Care and attention reminder for plumbers using Push-Fit connections
We’ve talked before on this blog about how the Push-Fit pipe connection system has made a huge difference to the plumbing and heating industry. However, recent research done by specialist construction industry insurers, ECIC, has revealed that poorly-fitted push-fit pipework can cause huge amounts of damage, leading to high insurance claims.
If not fitted properly, water rushing through the pipes can cause them to burst open, potentially leading to massive water damage. Recent insurance claims dealt with by ECIC have ranged from a few thousand pounds in a home, to several hundred thousand pounds in a commercial property. In one particular instance, poorly fitted Push-Fit pipes in one home led to water damage of such severity that it caused a repair bill of £500,000.

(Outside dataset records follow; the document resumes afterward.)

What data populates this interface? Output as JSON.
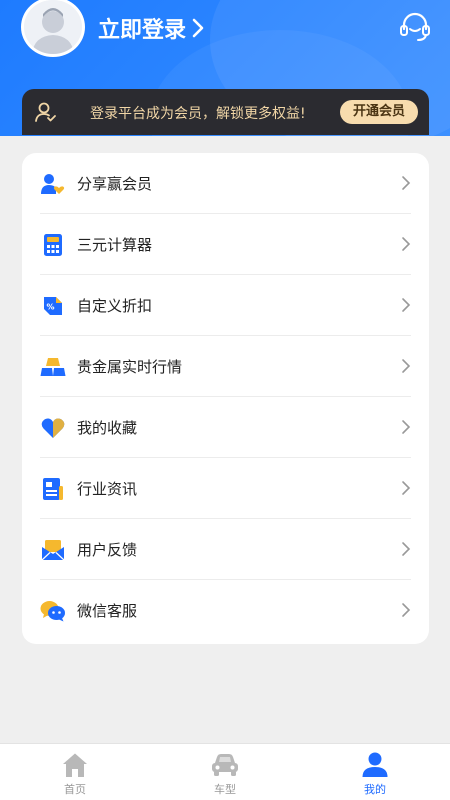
{
  "header": {
    "login_label": "立即登录",
    "avatar_icon": "default-avatar-icon",
    "service_icon": "customer-service-headset-icon"
  },
  "vip_banner": {
    "text": "登录平台成为会员，解锁更多权益!",
    "button_label": "开通会员",
    "icon": "member-user-icon"
  },
  "menu": {
    "items": [
      {
        "label": "分享赢会员",
        "icon": "share-member-icon"
      },
      {
        "label": "三元计算器",
        "icon": "calculator-icon"
      },
      {
        "label": "自定义折扣",
        "icon": "discount-tag-icon"
      },
      {
        "label": "贵金属实时行情",
        "icon": "gold-bars-icon"
      },
      {
        "label": "我的收藏",
        "icon": "heart-icon"
      },
      {
        "label": "行业资讯",
        "icon": "news-icon"
      },
      {
        "label": "用户反馈",
        "icon": "feedback-mail-icon"
      },
      {
        "label": "微信客服",
        "icon": "wechat-icon"
      }
    ]
  },
  "tabbar": {
    "tabs": [
      {
        "label": "首页",
        "icon": "home-icon",
        "active": false
      },
      {
        "label": "车型",
        "icon": "car-icon",
        "active": false
      },
      {
        "label": "我的",
        "icon": "profile-icon",
        "active": true
      }
    ]
  },
  "colors": {
    "header_blue": "#1e7bff",
    "vip_bar": "#2b2b30",
    "vip_gold": "#f7dcae",
    "active_tab": "#1f6bff"
  }
}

Push-Fit pipework has been used more and more in recent years and the reasons for this are very obvious. They are very quick to install, which cuts down in the time that plumbers need to spend on each job and the push-fit connection also works fantastically well in an emergency situation, helping to repair or cap a broken pipe very speedily. There is also no need for glue or solder when installing the push-fit connections, making them very easy to adjust or reposition if needed.
However, it is absolutely vital that they are fitted correctly by someone who has been trained appropriately, otherwise, as outlined above, push-fit connections can go from being a useful and cost-effective piece of technology to a disaster costing many thousands of pounds. Not only is this a nightmare for the homeowner and their property, but it also damages the reputation of the plumber and the plumbing industry in general.
Push-Fit technology will continue to be used in homes and commercial properties up and down the country, but these high profile insurance payouts should be a reminder that they require just as much care and attention as any other part of plumbing in the home, despite having the ability to make a job much easier than in years gone by.